The body of sophomore year slightly remains in its vestiges a la uncut, umbrella hair which I plan to get cut by Viets later today. Recent development: I shower before sleeping versus after waking, for I now care about the smell of my immediate habitat (sorry, Steven). Looking into the long-term (next three weeks until I start work), I draw a big blank. It's hard to pick up an instrument, learn a language, or beat FFXIII in that time. My employer said it was "the perfect time to take a vacation."

Well sanks, I thought I was gonna work today but HR didn't file the doodads timely. And so, I've decided to take a sojourn into reading.

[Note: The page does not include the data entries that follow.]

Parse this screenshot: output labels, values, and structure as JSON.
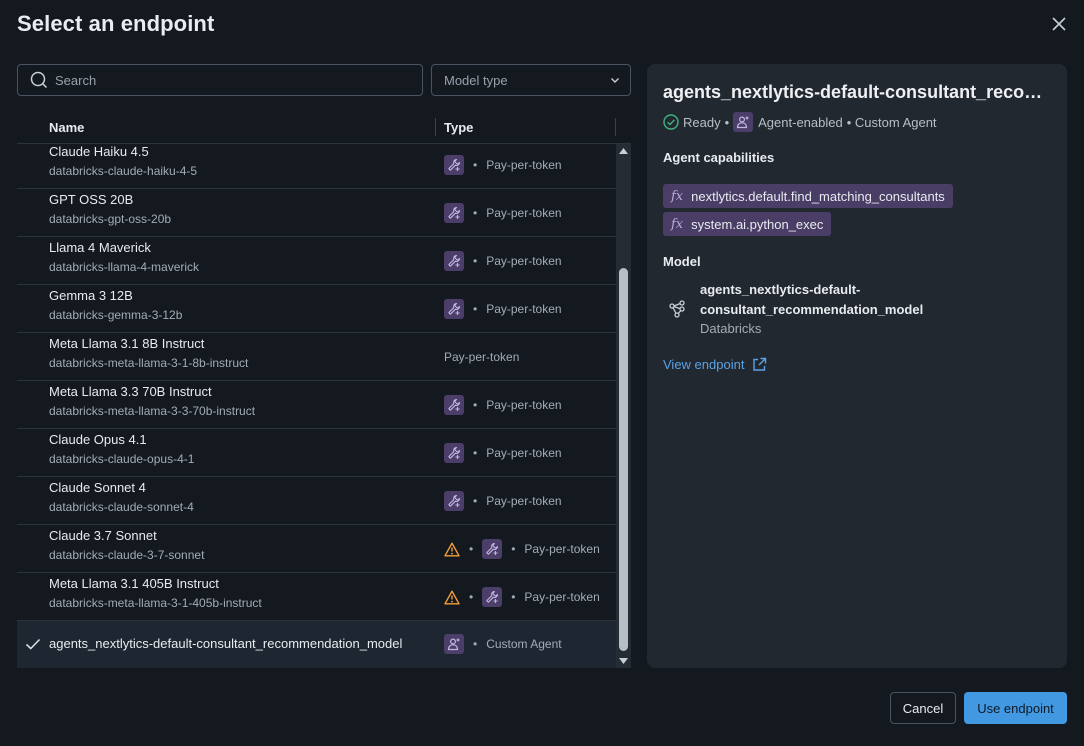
{
  "dialog": {
    "title": "Select an endpoint"
  },
  "search": {
    "placeholder": "Search"
  },
  "filter": {
    "placeholder": "Model type"
  },
  "table": {
    "headers": {
      "name": "Name",
      "type": "Type"
    },
    "rows": [
      {
        "name": "Claude Haiku 4.5",
        "id": "databricks-claude-haiku-4-5",
        "type": "Pay-per-token",
        "icons": [
          "tool-agent-icon"
        ],
        "warning": false,
        "selected": false
      },
      {
        "name": "GPT OSS 20B",
        "id": "databricks-gpt-oss-20b",
        "type": "Pay-per-token",
        "icons": [
          "tool-agent-icon"
        ],
        "warning": false,
        "selected": false
      },
      {
        "name": "Llama 4 Maverick",
        "id": "databricks-llama-4-maverick",
        "type": "Pay-per-token",
        "icons": [
          "tool-agent-icon"
        ],
        "warning": false,
        "selected": false
      },
      {
        "name": "Gemma 3 12B",
        "id": "databricks-gemma-3-12b",
        "type": "Pay-per-token",
        "icons": [
          "tool-agent-icon"
        ],
        "warning": false,
        "selected": false
      },
      {
        "name": "Meta Llama 3.1 8B Instruct",
        "id": "databricks-meta-llama-3-1-8b-instruct",
        "type": "Pay-per-token",
        "icons": [],
        "warning": false,
        "selected": false
      },
      {
        "name": "Meta Llama 3.3 70B Instruct",
        "id": "databricks-meta-llama-3-3-70b-instruct",
        "type": "Pay-per-token",
        "icons": [
          "tool-agent-icon"
        ],
        "warning": false,
        "selected": false
      },
      {
        "name": "Claude Opus 4.1",
        "id": "databricks-claude-opus-4-1",
        "type": "Pay-per-token",
        "icons": [
          "tool-agent-icon"
        ],
        "warning": false,
        "selected": false
      },
      {
        "name": "Claude Sonnet 4",
        "id": "databricks-claude-sonnet-4",
        "type": "Pay-per-token",
        "icons": [
          "tool-agent-icon"
        ],
        "warning": false,
        "selected": false
      },
      {
        "name": "Claude 3.7 Sonnet",
        "id": "databricks-claude-3-7-sonnet",
        "type": "Pay-per-token",
        "icons": [
          "tool-agent-icon"
        ],
        "warning": true,
        "selected": false
      },
      {
        "name": "Meta Llama 3.1 405B Instruct",
        "id": "databricks-meta-llama-3-1-405b-instruct",
        "type": "Pay-per-token",
        "icons": [
          "tool-agent-icon"
        ],
        "warning": true,
        "selected": false
      },
      {
        "name": "agents_nextlytics-default-consultant_recommendation_model",
        "id": "",
        "type": "Custom Agent",
        "icons": [
          "user-agent-icon"
        ],
        "warning": false,
        "selected": true
      }
    ]
  },
  "detail": {
    "title": "agents_nextlytics-default-consultant_recommendation_model",
    "status": {
      "ready": "Ready",
      "sep": "•",
      "agent": "Agent-enabled",
      "kind": "• Custom Agent"
    },
    "capabilities_heading": "Agent capabilities",
    "capabilities": [
      "nextlytics.default.find_matching_consultants",
      "system.ai.python_exec"
    ],
    "model_heading": "Model",
    "model": {
      "name": "agents_nextlytics-default-consultant_recommendation_model",
      "provider": "Databricks"
    },
    "view_link": "View endpoint"
  },
  "footer": {
    "cancel": "Cancel",
    "use": "Use endpoint"
  },
  "colors": {
    "accent": "#4299e1",
    "badge": "#4b3e68",
    "warning": "#f59f3a",
    "ready": "#3fb27f",
    "link": "#5aa2e6"
  }
}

In my study, the shelves are dominated by SAT&AP prep books that I only perused. The other 10% are actually books, narratives, and other noncareer-enhancing collectives. I'll try to get through these quickly, one every couple days, then update the blog with my take-away messages. Every summer I tell myself I'm going to pick up reading and literally fail. Now I can say I've done it once.

Also, I might go to Atlanta with pops Aug.24-27th for his conference, so Christine Li should tell me what she's up to at that time.